Die Ankündigung ist bemerkenswert und zeigt die wachsende Leistungsfähigkeit von Künstlicher Intelligenz bei komplexen, abstrakten Aufgaben. Während KI bisher primär bei Pattern-Recognition, Sprachverarbeitung und Optimierungsproblemen Erfolge verzeichnet hat, wäre eine Lösung eines echten mathematischen Beweises eine qualitativ neue Kategorie von Leistung. Dies würde demonstrieren, dass KI nicht nur trainierte Muster wiedergeben kann, sondern auch wirklich neues Wissen schaffen kann.
Allerdings ist die Ankündigung von Kontroversen überschattet.

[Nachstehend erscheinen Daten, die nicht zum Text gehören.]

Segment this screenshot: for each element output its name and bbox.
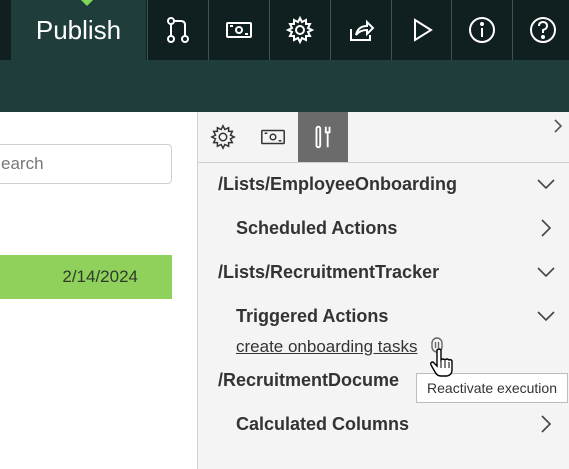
- share-icon: [349, 19, 374, 41]
- publish-tab[interactable]: Publish: [11, 0, 146, 60]
- info-icon: [468, 17, 495, 43]
- top-toolbar: Publish: [0, 0, 569, 60]
- list-item-employee-onboarding[interactable]: /Lists/EmployeeOnboarding: [198, 164, 569, 204]
- tab-tools[interactable]: [298, 112, 348, 162]
- tooltip-text: Reactivate execution: [427, 380, 557, 396]
- section-label: Triggered Actions: [236, 305, 389, 326]
- play-icon: [413, 18, 433, 42]
- action-link-row: create onboarding tasks: [236, 334, 417, 360]
- create-onboarding-tasks-link[interactable]: create onboarding tasks: [236, 337, 417, 357]
- run-button[interactable]: [391, 0, 451, 60]
- tab-settings[interactable]: [198, 112, 248, 162]
- search-input[interactable]: earch: [0, 144, 172, 184]
- chevron-down-icon[interactable]: [536, 174, 556, 194]
- settings-button[interactable]: [269, 0, 329, 60]
- section-calculated-columns[interactable]: Calculated Columns: [198, 404, 569, 444]
- money-icon: [225, 22, 252, 38]
- list-item-recruitment-tracker[interactable]: /Lists/RecruitmentTracker: [198, 252, 569, 292]
- section-label: Scheduled Actions: [236, 217, 398, 238]
- chevron-right-icon[interactable]: [536, 414, 556, 434]
- branch-button[interactable]: [147, 0, 207, 60]
- section-label: Calculated Columns: [236, 413, 410, 434]
- panel-tabs: [198, 112, 569, 163]
- publish-label: Publish: [35, 14, 122, 45]
- publish-caret-icon: [81, 0, 93, 6]
- list-path-label: /RecruitmentDocume: [218, 369, 400, 390]
- section-scheduled-actions[interactable]: Scheduled Actions: [198, 208, 569, 248]
- help-button[interactable]: [512, 0, 569, 60]
- chevron-down-icon[interactable]: [536, 262, 556, 282]
- tools-icon: [315, 125, 331, 149]
- list-path-label: /Lists/RecruitmentTracker: [218, 261, 440, 282]
- list-path-label: /Lists/EmployeeOnboarding: [218, 173, 458, 194]
- help-icon: [529, 17, 556, 43]
- share-button[interactable]: [330, 0, 390, 60]
- header-strip: [0, 60, 569, 112]
- actions-panel: /Lists/EmployeeOnboarding Scheduled Acti…: [197, 112, 569, 469]
- chevron-right-icon[interactable]: [536, 218, 556, 238]
- chevron-right-icon[interactable]: [550, 118, 566, 134]
- gear-icon: [285, 15, 314, 45]
- tab-budget[interactable]: [248, 112, 298, 162]
- left-pane: earch 2/14/2024: [0, 112, 197, 469]
- selected-row[interactable]: 2/14/2024: [0, 255, 172, 299]
- date-value: 2/14/2024: [62, 267, 138, 286]
- money-icon: [261, 129, 285, 145]
- info-button[interactable]: [451, 0, 511, 60]
- search-placeholder: earch: [1, 154, 44, 173]
- hand-cursor-icon: [430, 348, 453, 377]
- money-button[interactable]: [208, 0, 268, 60]
- section-triggered-actions[interactable]: Triggered Actions: [198, 296, 569, 336]
- chevron-down-icon[interactable]: [536, 306, 556, 326]
- gear-icon: [210, 124, 236, 150]
- branch-icon: [166, 17, 189, 43]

Fragen sind aufgeworfen worden darüber, ob das Modell wirklich unabhängig den Beweis entwickelt hat oder ob es bei der Entwicklung von äusseren Hinweisen profitiert hat. Auch ist fraglich, inwieweit KI-Systeme überhaupt "verstehen" können, was sie produzieren, oder ob sie nur hochgradig sophistizierte Pattern-Matching betreiben. Die mathematische Community wartet daher auf vollständige Publikation und Überprüfung des Beweises durch unabhängige Experten.
Für Unternehmen und Organisationen, die mit komplexen Optimierungs- und Analyseproblemen arbeiten, ist dies ein wichtiges Signal: KI-Systeme werden immer leistungsfähiger bei abstrakten und komplexen Aufgaben. Dies könnte neue Geschäftsmöglichkeiten eröffnen, beispielsweise in Forschung, Engineering und Finanzmodellierung. KMU sollten darauf achten, wie KI-Fähigkeiten ihre Branchen verändern könnten, und entsprechend ihre Fähigkeiten aufbauen oder externe Expertise suchen.